O programa prevê um total de 1.776 propostas financeiras e registra a adesão de 99,8% dos moradores da área. Até o momento, 1.724 propostas foram apresentadas, das quais, 1.672 pagas.

ENTENDA O CASO

Na quarta-feira, a Defesa Civil de Maceió alertou que uma mina da Braskem está em risco iminente de colapso. A população que mora próximo à área atingida foi orientada a deixar o local e procurar abrigo, e a prefeitura decretou estado de emergência por 180 dias.

A situação tem ligação com o afundamento do solo que atinge cinco bairros da capital de Alagoas. O problema começou em março de 2018 e até hoje não foi solucionado. O Serviço Geológico do Brasil, órgão do governo federal, concluiu que as atividades de mineração da empresa em uma área de falha geológica causaram o problema.

Desde então, mais de 60 mil famílias dos bairros Pinheiro, Mutange, Bebedouro, Bom Parto e Farol foram realocadas para outros pontos da cidade.

Segundo autoridades, uma cratera do tamanho do estádio do Maracanã pode ser aberta no Mutange com o possível desabamento da mina de número 18 da Braskem.

A Defesa Civil afirma que três sensores instalados na região apresentam alertas de movimentação. A mina está afundando 1cm por hora, um índice menor do que o apresentado na manhã de sexta —era de 2,6 cm por hora. No total, são 1,43 m acumulados.

Para o geólogo Pedro Cortês, professor da USP (Universidade de São Paulo), a situação é uma "tragédia anunciada" que pode criar uma região fantasma na cidade.

Segundo ele, a gravidade é explicada pelo fato de o minério da região ser altamente solúvel, ao mesmo tempo em que há água dos dois lados: de um, uma lagoa, e do outro, o oceano Atlântico.

"Há décadas, havia um perigo de mineração na área que passava por um processo de urbanização e, mesmo com análises e protestos, nada impediu que continuasse."

Para o prefeito da capital, João Henrique Caldas (PL), o cenário trágico que a região da cidade vive hoje é fruto de uma "exploração predatória e gananciosa" da Braskem na região.

"Estamos vivendo em Maceió desde 2018 uma dor crônica que está sempre presente, fica nos assombrando, e trazendo para todos nós um desafio que vai para além das nossas capacidades", disse em entrevista ao canal GloboNews na tarde desta sexta-feira (1º).

Em nota, a Braskem diz que tem monitorado o local e que dados atuais "demonstram que a acomodação do solo segue concentrada na área dessa mina e que essa acomodação poderá se desenvolver de duas maneiras: um cenário é o de acomodação gradual até a estabilização; o segundo é o de uma possível acomodação abrupta".
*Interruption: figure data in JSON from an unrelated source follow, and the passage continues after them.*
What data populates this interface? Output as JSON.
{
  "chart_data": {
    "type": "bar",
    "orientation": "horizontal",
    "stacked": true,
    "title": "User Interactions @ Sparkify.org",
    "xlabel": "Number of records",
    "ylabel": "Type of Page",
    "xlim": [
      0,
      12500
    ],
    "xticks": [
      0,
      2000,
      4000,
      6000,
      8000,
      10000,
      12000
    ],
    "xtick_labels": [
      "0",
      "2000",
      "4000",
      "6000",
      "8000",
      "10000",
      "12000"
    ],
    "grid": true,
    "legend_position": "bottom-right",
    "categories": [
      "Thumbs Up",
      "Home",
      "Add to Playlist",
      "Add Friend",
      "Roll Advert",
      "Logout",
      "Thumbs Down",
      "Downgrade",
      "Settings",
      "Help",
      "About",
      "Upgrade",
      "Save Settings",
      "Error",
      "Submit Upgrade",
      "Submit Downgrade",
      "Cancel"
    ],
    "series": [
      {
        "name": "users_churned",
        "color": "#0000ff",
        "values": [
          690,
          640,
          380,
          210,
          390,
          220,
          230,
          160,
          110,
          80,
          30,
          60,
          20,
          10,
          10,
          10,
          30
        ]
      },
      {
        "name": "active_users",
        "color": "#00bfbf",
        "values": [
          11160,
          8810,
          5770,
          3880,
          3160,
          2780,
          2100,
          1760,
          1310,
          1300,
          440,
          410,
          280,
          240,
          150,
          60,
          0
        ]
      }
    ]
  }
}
A empresa não comentou a fala do prefeito, mas disse que a área atingida está desabitada desde 2020 e que houve a realocação dos moradores de 23 imóveis localizados na área de risco.

Em nota, a prefeitura diz que disponibilizou abrigos para acolher a população de forma emergencial. "Ao mesmo tempo, a prefeitura já solicitou ao governo federal apoio para garantir moradias à população que foi obrigada a deixar suas casas", diz o comunicado.

De acordo com a gestão, 83 pessoas aceitaram ir para os abrigos organizados. São seis escolas municipais e a Casa de Passagem Familiar dispostos, abastecidos com colchões, lençóis, kits de higiene pessoal e alimentação.

Além disso, cerca de 14 bairros tiveram o abastecimento de água afetado na madrugada e manhã desta sexta por conta do iminente colapso da mina, já que a Companhia de Saneamento de Alagoas (Casal) paralisou as atividades na Estação de Tratamento de Água (ETA) Sistema Cardoso. O sistema começou a ser restabelecido por volta das 11h.